Due to this belief, people who are encountering problems in their business or politics go to local ‘medicine’ practitioners who may ask them to bring body parts for the preparation of very powerful charms. Those who cannot harvest the body parts commission others to do it at a fee. Some persons can also get the body parts and sell them to these ‘medicine’ men and earn extra income. There is a ‘ritual market’ and syndicate in Zambia. And this ritual market must be exposed and the ritual syndicate smashed. We need to make ritual murders history in Zambia and throughout Africa.
To achieve this, Zambians, nay Africans, need to abandon the superstitious belief that one can enhance one’s success through some magical practice or ritual sacrifice of animals or humans. We need to free our minds of these misconceptions that cause people to commit atrocities. In schools, colleges and universities Zambians should be told that charms are useless.
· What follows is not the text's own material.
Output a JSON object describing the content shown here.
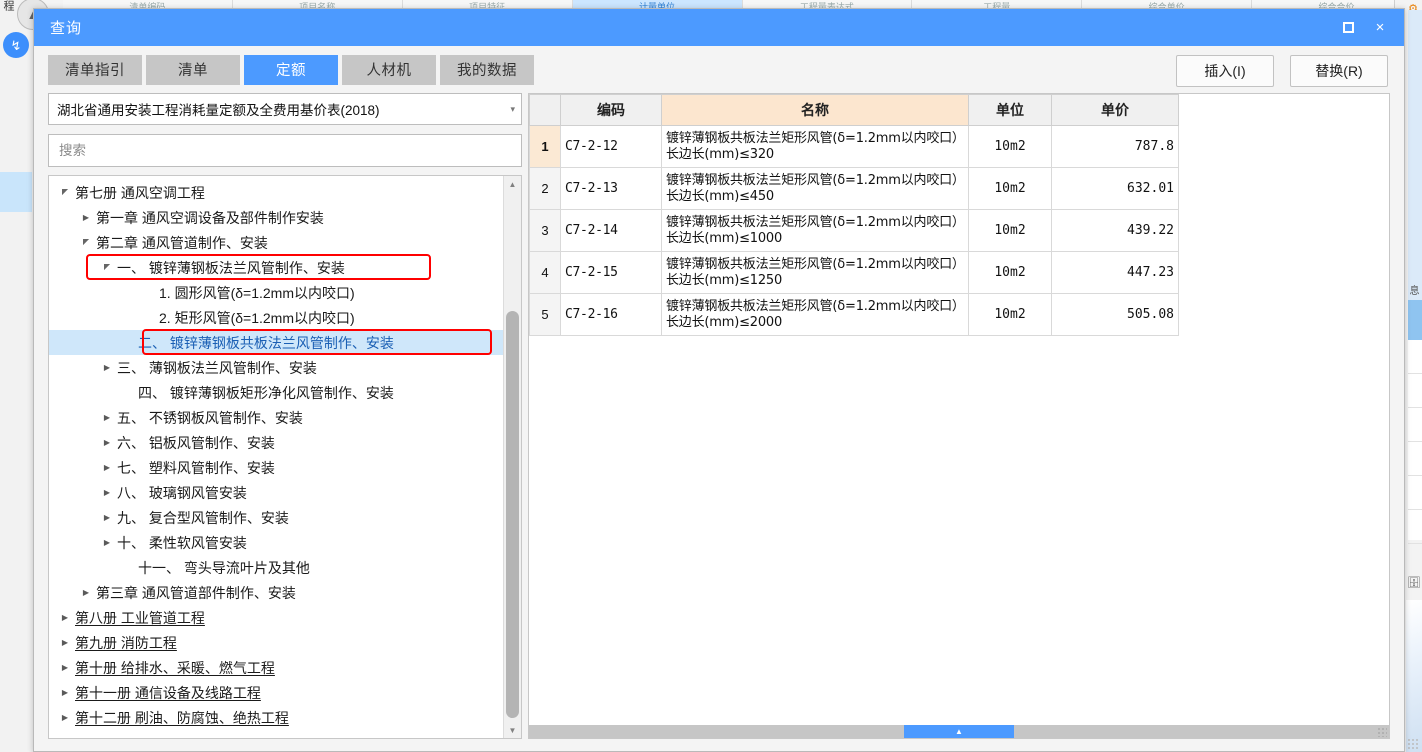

That the assumed efficacy of ritual sacrifice of humans or animals has no basis in reason, science or in reality.
The idea of presenting and promoting ritual magic as a form of ‘African medicine’, should be discouraged. Religious or academic experts who peddle such mistaken and misconstrued notions should be challenged and their claims critically evaluated. The charlatans who ask people to get human body parts for the preparation of charms should be arrested, exposed and sanctioned. Critical thinking Africans should become proactive in campaigning against irrational beliefs. Skeptics in Africa should not stand by and think that dangerous superstitions such as the belief in the potency of charms and ritual sacrifice of humans would simply disappear on their own. They will not. The process of public education and enlightenment should begin right away online and offline, in the markets and in all public squares, in the slum communities, in urban and rural centers. Let us urge all Zambians to abandon superstition and embrace science, reason and commonsensical ways of enhancing their business and political fortunes. We should not wait for another wave of killings by ritualists or another mob attack before we get to work.
The xenophobic attacks in Zambia are more than a scapegoating device. They reveal the dark and destructive mindset that is pervasive in the region. Those attacks constitute a collective indictment on our reason and conscience. They shame use all. Yes the xenophobic attacks expose the terror of ritualistic nonsense in our society.
I therefore ask you to join me in exposing the various absurd, irrational and nonsensical beliefs that are used to commit atrocities in the region. Would you join me in working and campaigning against superstition based human rights abuses and in striving to achieve a more skeptical and rational Africa?